For the reverse implication, suppose \(L' \in \mathsf {NTIME}(t(n))/a(n)\). Let \(M'\) be an advice-taking non-deterministic machine which always halts in time \(t(\cdot )\) and accepts \(L'\) with at most \(a(n)\) bits of advice. We define an advice-taking machine \(M\) halting in time \(t(n+1)\) and accepting \(L\) with at most \(a(n+1)\) bits of cumulative advice as follows.

Say \(M\) is given a string \(x\) on its input tape, and \(<m,b_m>\) on its advice tape, with \(m \ge |x|\). Note that we can assume wlog that \(m \ge |x|\), since otherwise \(M\) is allowed to behave arbitrarily. \(M\) forms the string \(x' = 0^{m-|x|}1x\) and then simulates \(M'\) on input \(x'\) with advice \(b_{m}\). Namely, it interprets its advice string as advice for \(M'\) at length \(m+1\). The time taken for the simulation is \(O(t(m+1))\) since \(t\) is at least linear, and the advice is of length at most \(a(m+1)\). The correctness of \(M\) follows from the correctness of \(M'\).

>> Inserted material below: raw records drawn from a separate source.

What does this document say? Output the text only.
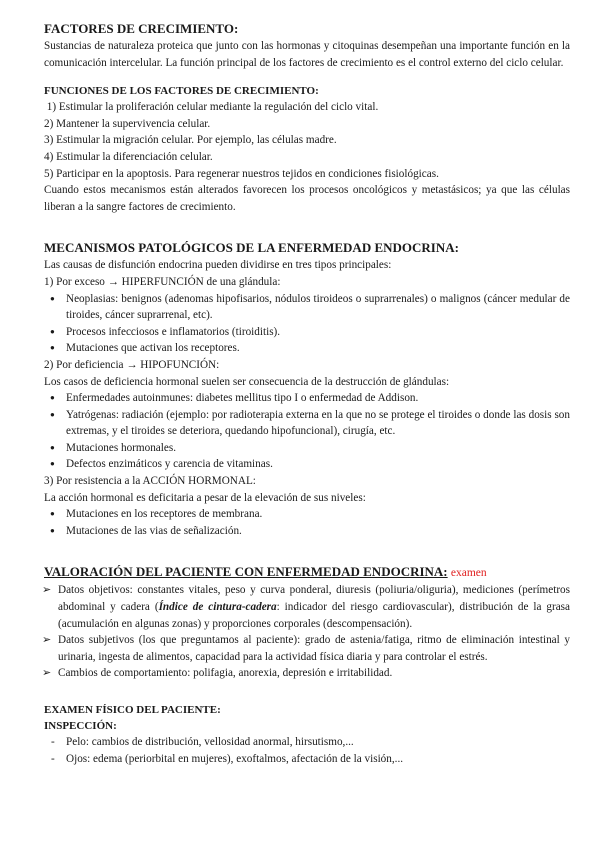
FACTORES DE CRECIMIENTO:

Sustancias de naturaleza proteica que junto con las hormonas y citoquinas desempeñan una importante función en la comunicación intercelular. La función principal de los factores de crecimiento es el control externo del ciclo celular.

FUNCIONES DE LOS FACTORES DE CRECIMIENTO:

1) Estimular la proliferación celular mediante la regulación del ciclo vital.

2) Mantener la supervivencia celular.

3) Estimular la migración celular. Por ejemplo, las células madre.

4) Estimular la diferenciación celular.

5) Participar en la apoptosis. Para regenerar nuestros tejidos en condiciones fisiológicas.

Cuando estos mecanismos están alterados favorecen los procesos oncológicos y metastásicos; ya que las células liberan a la sangre factores de crecimiento.

MECANISMOS PATOLÓGICOS DE LA ENFERMEDAD ENDOCRINA:

Las causas de disfunción endocrina pueden dividirse en tres tipos principales:

1) Por exceso → HIPERFUNCIÓN de una glándula:

● Neoplasias: benignos (adenomas hipofisarios, nódulos tiroideos o suprarrenales) o malignos (cáncer medular de tiroides, cáncer suprarrenal, etc).
● Procesos infecciosos e inflamatorios (tiroiditis).
● Mutaciones que activan los receptores.

2) Por deficiencia → HIPOFUNCIÓN:

Los casos de deficiencia hormonal suelen ser consecuencia de la destrucción de glándulas:

● Enfermedades autoinmunes: diabetes mellitus tipo I o enfermedad de Addison.
● Yatrógenas: radiación (ejemplo: por radioterapia externa en la que no se protege el tiroides o donde las dosis son extremas, y el tiroides se deteriora, quedando hipofuncional), cirugía, etc.
● Mutaciones hormonales.
● Defectos enzimáticos y carencia de vitaminas.

3) Por resistencia a la ACCIÓN HORMONAL:

La acción hormonal es deficitaria a pesar de la elevación de sus niveles:

● Mutaciones en los receptores de membrana.
● Mutaciones de las vias de señalización.
VALORACIÓN DEL PACIENTE CON ENFERMEDAD ENDOCRINA: examen
➢ Datos objetivos: constantes vitales, peso y curva ponderal, diuresis (poliuria/oliguria), mediciones (perímetros abdominal y cadera (Índice de cintura-cadera: indicador del riesgo cardiovascular), distribución de la grasa (acumulación en algunas zonas) y proporciones corporales (descompensación).
➢ Datos subjetivos (los que preguntamos al paciente): grado de astenia/fatiga, ritmo de eliminación intestinal y urinaria, ingesta de alimentos, capacidad para la actividad física diaria y para controlar el estrés.
➢ Cambios de comportamiento: polifagia, anorexia, depresión e irritabilidad.
EXAMEN FÍSICO DEL PACIENTE:
INSPECCIÓN:
- Pelo: cambios de distribución, vellosidad anormal, hirsutismo,...
- Ojos: edema (periorbital en mujeres), exoftalmos, afectación de la visión,...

Proof of Theorem 5 . Applying Lemma 2 to the time functions \(t_1(n+1), t_2(n+1)\) and the cumulative advice function \(t_2^{-1}(n+1)\), we have that there is a language \(L\) which is in \(\mathsf {NTIME}(t_2(n+1))\) but not in \(\mathsf {NTIME}(t_1(n+1))/t_2^{-1}(n+1)\). Using Lemma 3 with \(t = t_2\) and \(a = 0\), we have that \(L' \in \mathsf {NTIME}(t_2)\). Using Lemma 3 with \(t = t_1\) and \(a = t_2^{-1}\), we have that \(L' \not \in \mathsf {NTIME}(t_1)/t_2^{-1}(n)\). Thus \(L'\) satisfies the required conditions.

We note that the polynomial upper bound on \(t_2\) in Theorem 5 is in fact redundant. It helps to simplify the choice of \(f\) in the proof, but in fact for any time-constructible \(t_2\) an appropriate \(f\) can be chosen to make the proof go through.